Ah, so "sexing up" the title got your attention, I was begining to think you'd gone on the "jolly" to NZ after all ;-) I have a davej.repo file that is normally disabled, but which I use with yum update --enablerepo davej in situations like this, it has worked in the past, tonight it refused, looks like your repodata was updated at same time as the .RPMs truied cleaning emtadate but no joy, in the end I installed with rpm -i http://people.redhat.com/davej/kernels/Fedora/devel/RPMS.kernel/kernel-2.6.15-1.1881_FC5.x86_64.rpm and all went ok. I can now do a pm-suspend (without switching to runlevel3, or stopping syslog or doing rmmod button like I've needed in the past) from a serial console I see Freezing cpus ... Breaking affinity for irq 4 Breaking affinity for irq 14 Breaking affinity for irq 66 CPU 1 is now offline migration_cost=9 CPU1 is down Stopping tasks: ===========================================================| the monitor goes into DPMS sleep, machine power off :-) Machine wakes up in response to pressing PS/2 keyboard, monitor stays in DPMS sleep, ethernet doesn't reply to pings, keyboard LEDS are *NOT* flashing (which they used to do) and I get a big splurge of rubbish on the COM1: port, which is not intelligible at either 9600 or 115200 baud. Should COM1: be reset to same speed it was when suspended? is it likely to be a kernel panic/oops that is being sent there? I can't seem to find the "tricks" about vbetool and acpi=bios_mode3 or whatever it is that I was going to try to get video back ... p.s. I am running a newer BIOS flash than when testing a couple of weeks ago, which claims to have improved S3 resuming. Getting there ...
The serial splurge is an odd one. Hmm. From memory, I think the 8250/serial layer lacks suspend/resume hooks to reinit the device, which could explain this. Although.. during the kernel boot /before/ we do the resume, the 8250 should have been setup. So unless you changed some params after initial boot, but before suspend, I'm puzzled. The fact that we're dumping anything at all is also a little disturbing. I'm concerned that it's another oops. acpi_sleep=s3_bios is probably the boot command line option you were trying to remember ? There's some handy hints in the Documentation/power/video.txt of the kernel source (or kernel-doc rpm)

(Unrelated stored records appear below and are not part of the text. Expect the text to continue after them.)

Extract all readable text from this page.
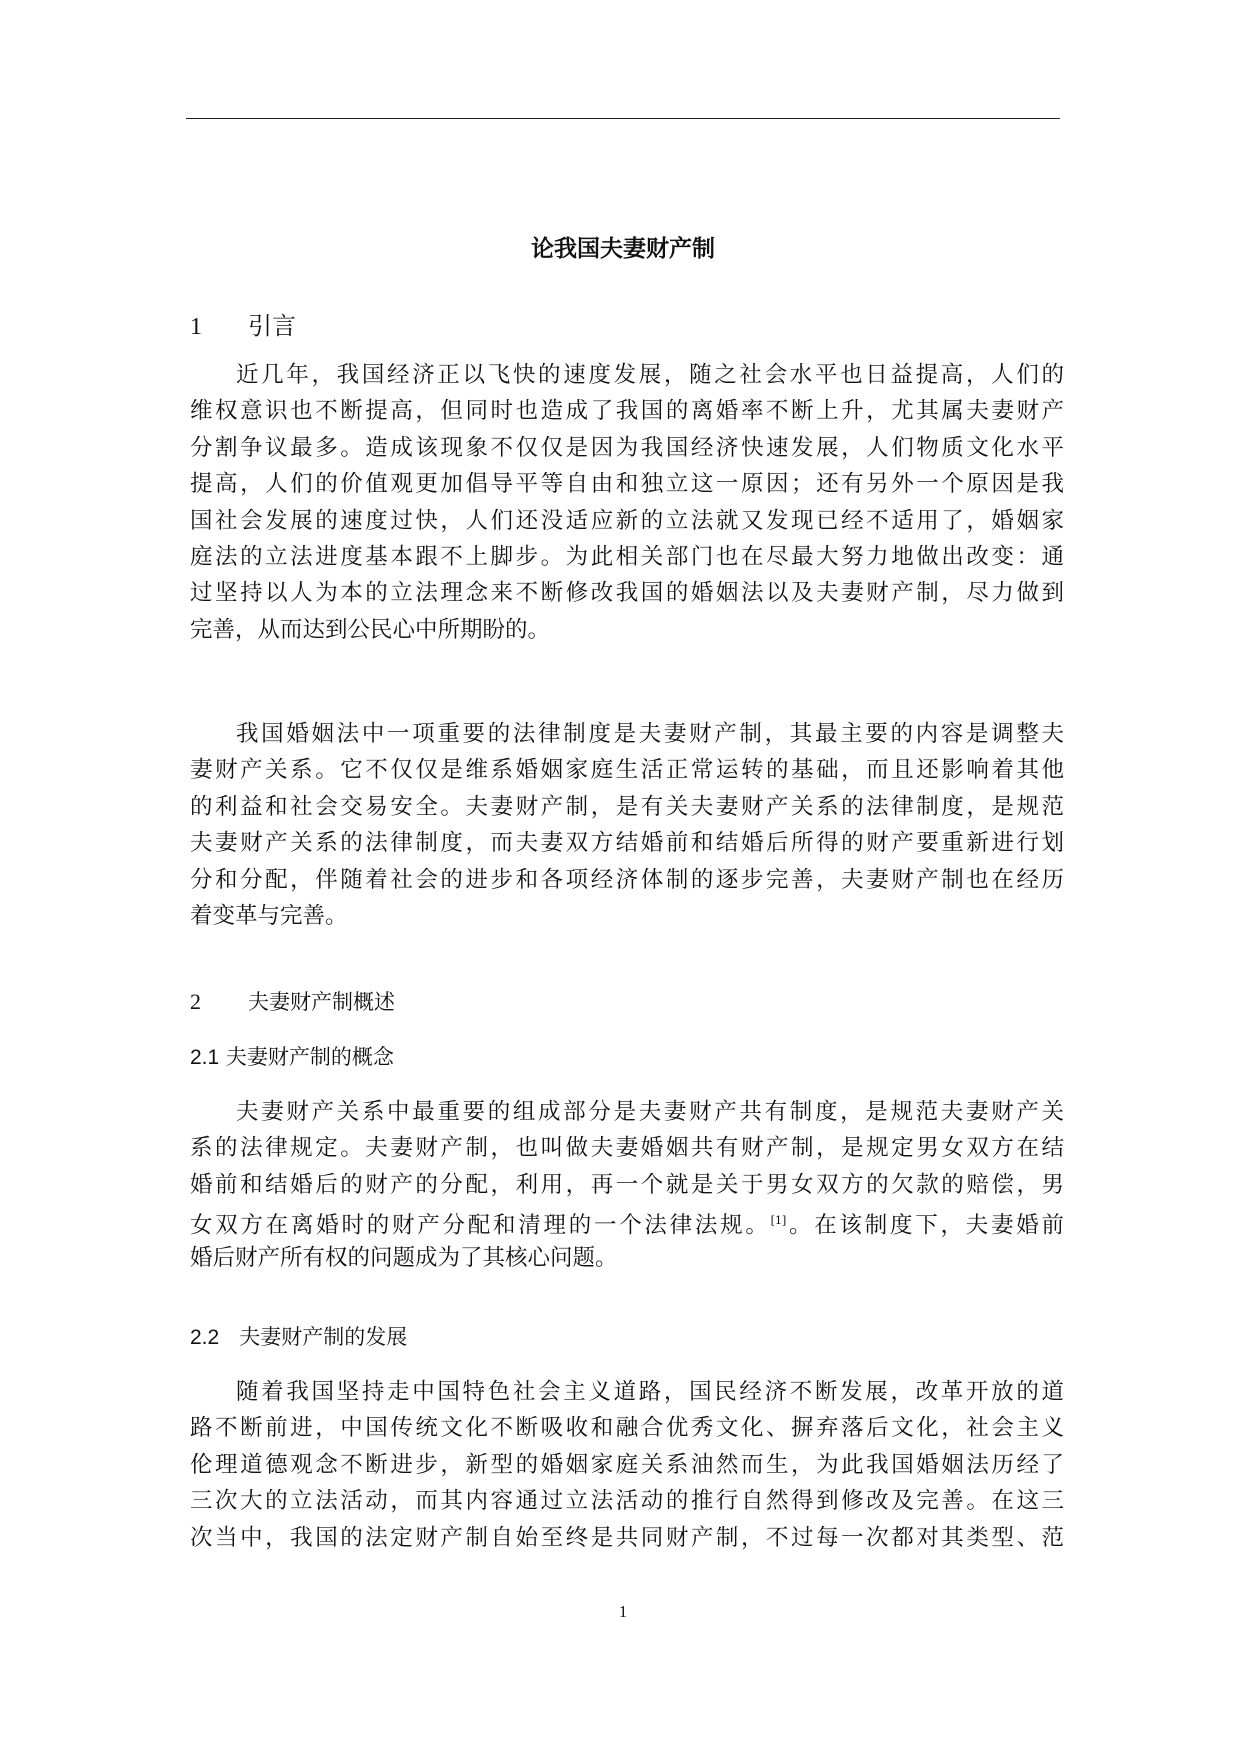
论我国夫妻财产制
1 引言
近几年，我国经济正以飞快的速度发展，随之社会水平也日益提高，人们的
维权意识也不断提高，但同时也造成了我国的离婚率不断上升，尤其属夫妻财产
分割争议最多。造成该现象不仅仅是因为我国经济快速发展，人们物质文化水平
提高，人们的价值观更加倡导平等自由和独立这一原因；还有另外一个原因是我
国社会发展的速度过快，人们还没适应新的立法就又发现已经不适用了，婚姻家
庭法的立法进度基本跟不上脚步。为此相关部门也在尽最大努力地做出改变：通
过坚持以人为本的立法理念来不断修改我国的婚姻法以及夫妻财产制，尽力做到
完善，从而达到公民心中所期盼的。
我国婚姻法中一项重要的法律制度是夫妻财产制，其最主要的内容是调整夫
妻财产关系。它不仅仅是维系婚姻家庭生活正常运转的基础，而且还影响着其他
的利益和社会交易安全。夫妻财产制，是有关夫妻财产关系的法律制度，是规范
夫妻财产关系的法律制度，而夫妻双方结婚前和结婚后所得的财产要重新进行划
分和分配，伴随着社会的进步和各项经济体制的逐步完善，夫妻财产制也在经历
着变革与完善。
2 夫妻财产制概述
2.1 夫妻财产制的概念
夫妻财产关系中最重要的组成部分是夫妻财产共有制度，是规范夫妻财产关
系的法律规定。夫妻财产制，也叫做夫妻婚姻共有财产制，是规定男女双方在结
婚前和结婚后的财产的分配，利用，再一个就是关于男女双方的欠款的赔偿，男
女双方在离婚时的财产分配和清理的一个法律法规。[1]。在该制度下，夫妻婚前
婚后财产所有权的问题成为了其核心问题。
2.2 夫妻财产制的发展
随着我国坚持走中国特色社会主义道路，国民经济不断发展，改革开放的道
路不断前进，中国传统文化不断吸收和融合优秀文化、摒弃落后文化，社会主义
伦理道德观念不断进步，新型的婚姻家庭关系油然而生，为此我国婚姻法历经了
三次大的立法活动，而其内容通过立法活动的推行自然得到修改及完善。在这三
次当中，我国的法定财产制自始至终是共同财产制，不过每一次都对其类型、范
1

given that the initial problem is fixed, I suppose I ought to open a new bug for the resume? I am setting console=ttyS0,115200 on command line so as you say would expect it to be reset by kernel before resuming. Is it worth trying any/all speeds? Any command line options to force using a differerent driver to treat the UART as a "less ancient" flavour with better suspend/resume? Previously the PS/2 LEDS flashed, I thought this was a panic indicator, since I'm not getting the flashing does that mean much? I'll dig the docs and play with the command line settings ...